I made it through a month in my new home with all these old objects—painting walls and sanding wood and f
eeling generally stable—without trying to contact her. Then one morning I cracked and ate two Provigils for breakfast. I watched the footage she sent me from her trip into the exclusion zone with Ume, listened to the Holocaust talk online, and set up a new Instagram account under the guise of a new business venture: New Leaf Gardening. The card with the ram on it—the one I had read with Mizuko in the deli—suggested that the profession would suit me. I took the name from a van I saw in the Hamptons. It belonged to Mexican gardeners at work with a Strimmer on Walter’s fortifications. Because I could not stop myself, I searched for the triangular park of Roosevelt Island on Google Earth, next to the smallpox hospital, covered in a creeping green. I went down and down until I landed on the blades of grass and the goose dung and the dew. I felt all my self-sufficiency, my own Walden Pond, seeping out of me as if I’d sprung a leak. Self soaked into everything around me—the floor, the walls, the one window, the grass. The words on the page.

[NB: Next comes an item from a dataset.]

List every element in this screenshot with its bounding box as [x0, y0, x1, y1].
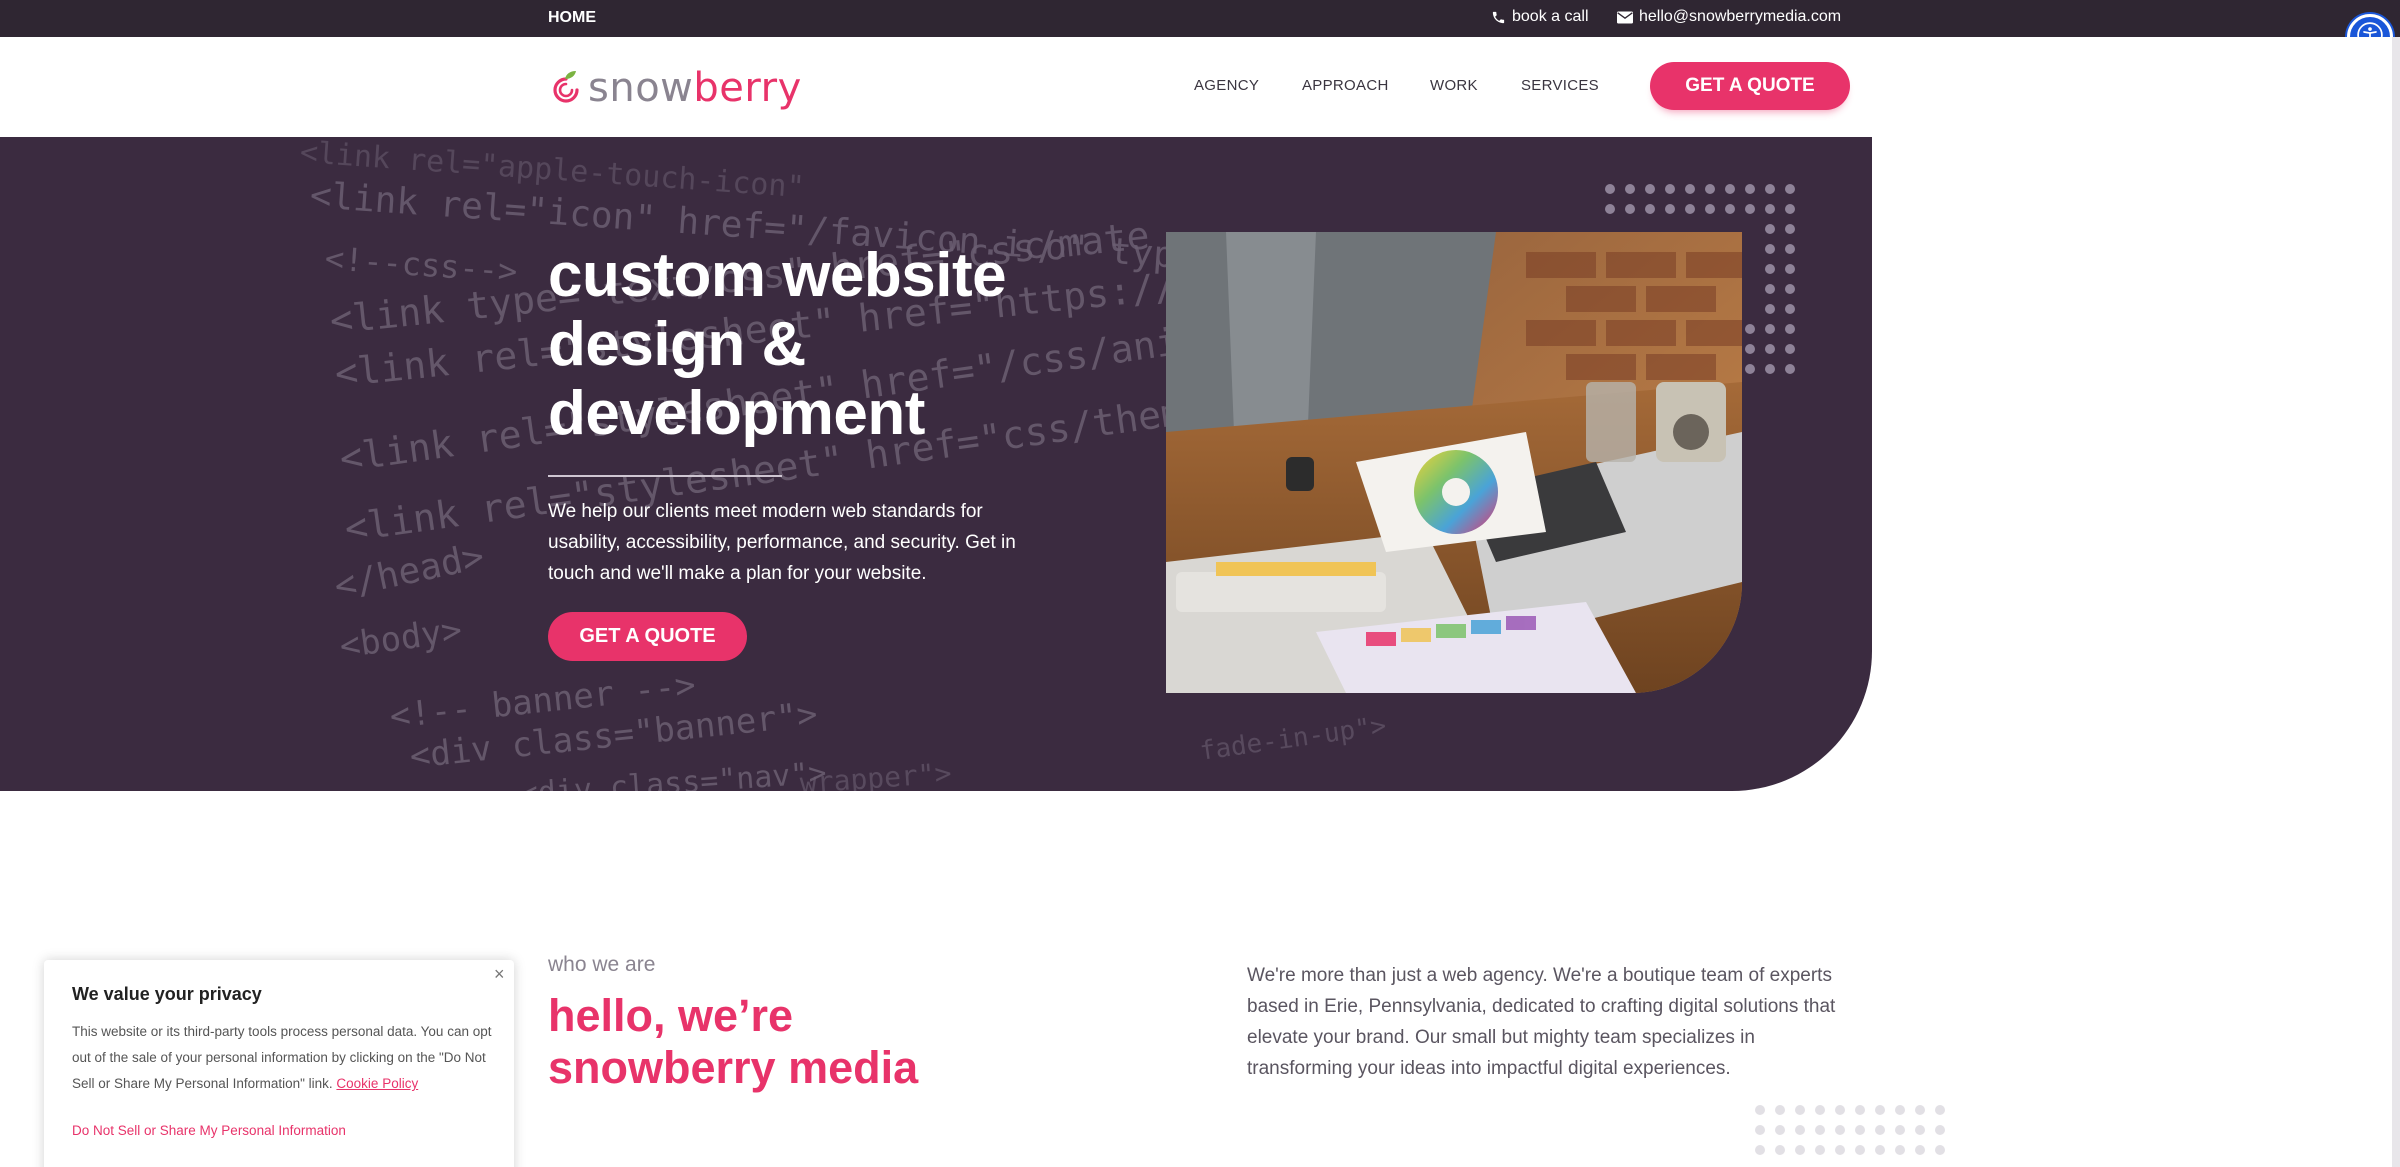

I returned to the chapter in Silvia’s book about Vesta. When the virgins entered a collegium, they left behind the authority of their fathers and became daughters of the state. So any sexual relation with a citizen was considered to be incestium. Impurity. As a ward of the state until my adoption, I figured I was guilty of this many times over, starting with losing my virginity to Dwight. The punishment for breaking the oath of celibacy, I read, was to be buried alive in the campus sceleratus, in an underground chamber. The vestal had to be buried alive, because this was the only way to kill her without spilling her blood, which was forbidden. To kill her they created a kind of legal fiction that they weren’t really killing her. They buried the nonvirgin priestess with a nominal amount of provisions, so she would technically be descending not to burial in the city but to a habitable room, resulting in a lingering death by slow suffocation. I stood considering this fate as potentially being mine while I installed the mirrored cabinet doors, pulling them ajar when I had finished to test the hinges, so that I saw myself as an infinite regression getting smaller, smaller, smaller, an endless corridor through which I could retrace my steps.